QEX Logistics has inked a partnership distributor deal with French food maker Danone which is expected to lift revenue, it said in a statement to the stock exchange.
“The partnership adds to an extremely strong year for QEX, which provides cross-border logistics and supply chain services focused on New Zealand and China,” it said.
QEX facilitates the storage, supply, packaging, customs clearance and delivery of New Zealand and Australian products bought from stores, online and e-commerce sites by individual consumers from China or through a so-called daigou.

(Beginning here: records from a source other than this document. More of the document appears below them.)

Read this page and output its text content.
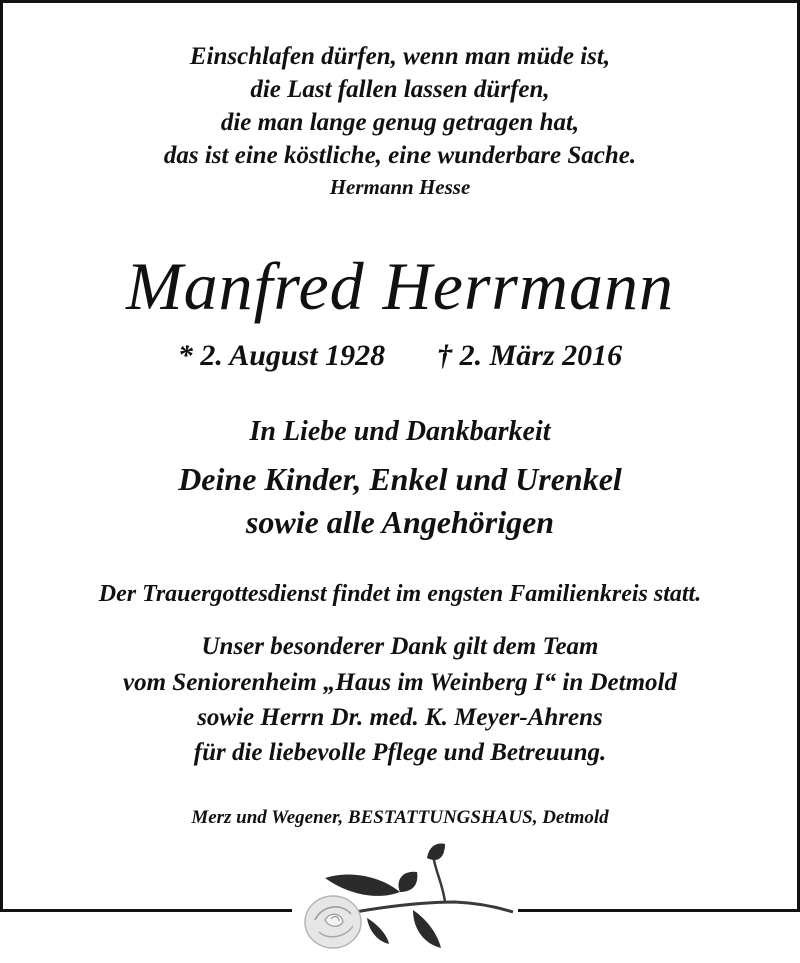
Einschlafen dürfen, wenn man müde ist,
die Last fallen lassen dürfen,
die man lange genug getragen hat,
das ist eine köstliche, eine wunderbare Sache.
Hermann Hesse
Manfred Herrmann
* 2. August 1928 † 2. März 2016
In Liebe und Dankbarkeit
Deine Kinder, Enkel und Urenkel
sowie alle Angehörigen
Der Trauergottesdienst findet im engsten Familienkreis statt.
Unser besonderer Dank gilt dem Team
vom Seniorenheim „Haus im Weinberg I“ in Detmold
sowie Herrn Dr. med. K. Meyer-Ahrens
für die liebevolle Pflege und Betreuung.
Merz und Wegener, BESTATTUNGSHAUS, Detmold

The daigou are essentially an army of informal traveling shopping agents who buy products in Australasia for sale in China.
QEX’s main business is sending New Zealand milk powder and infant formula to Chinese customers, largely sourced from Fonterra and Danone.
It also started a new business early last year with two other equal shareholders called ANZ Brand House which was granted the New Zealand distribution rights for Munchkin Grass Fed Infant Formula and accessory products into China.
Late last year, it signed a three-year contract to operate its own bonded warehouse in Shanghai. A bonded warehouse is one that allows the storage of internationally sourced goods prior to being processed through customs, with import duties deferred until the products are released. It remains under the control of the regional government.
QEX reported revenue of $32.4 million in the six months to Sept 30 and is forecasting full year revenue of $60 million.
Its shares last traded up 0.8 percent at $1.20. It listed on the NXT last February and migrated to the main board in October.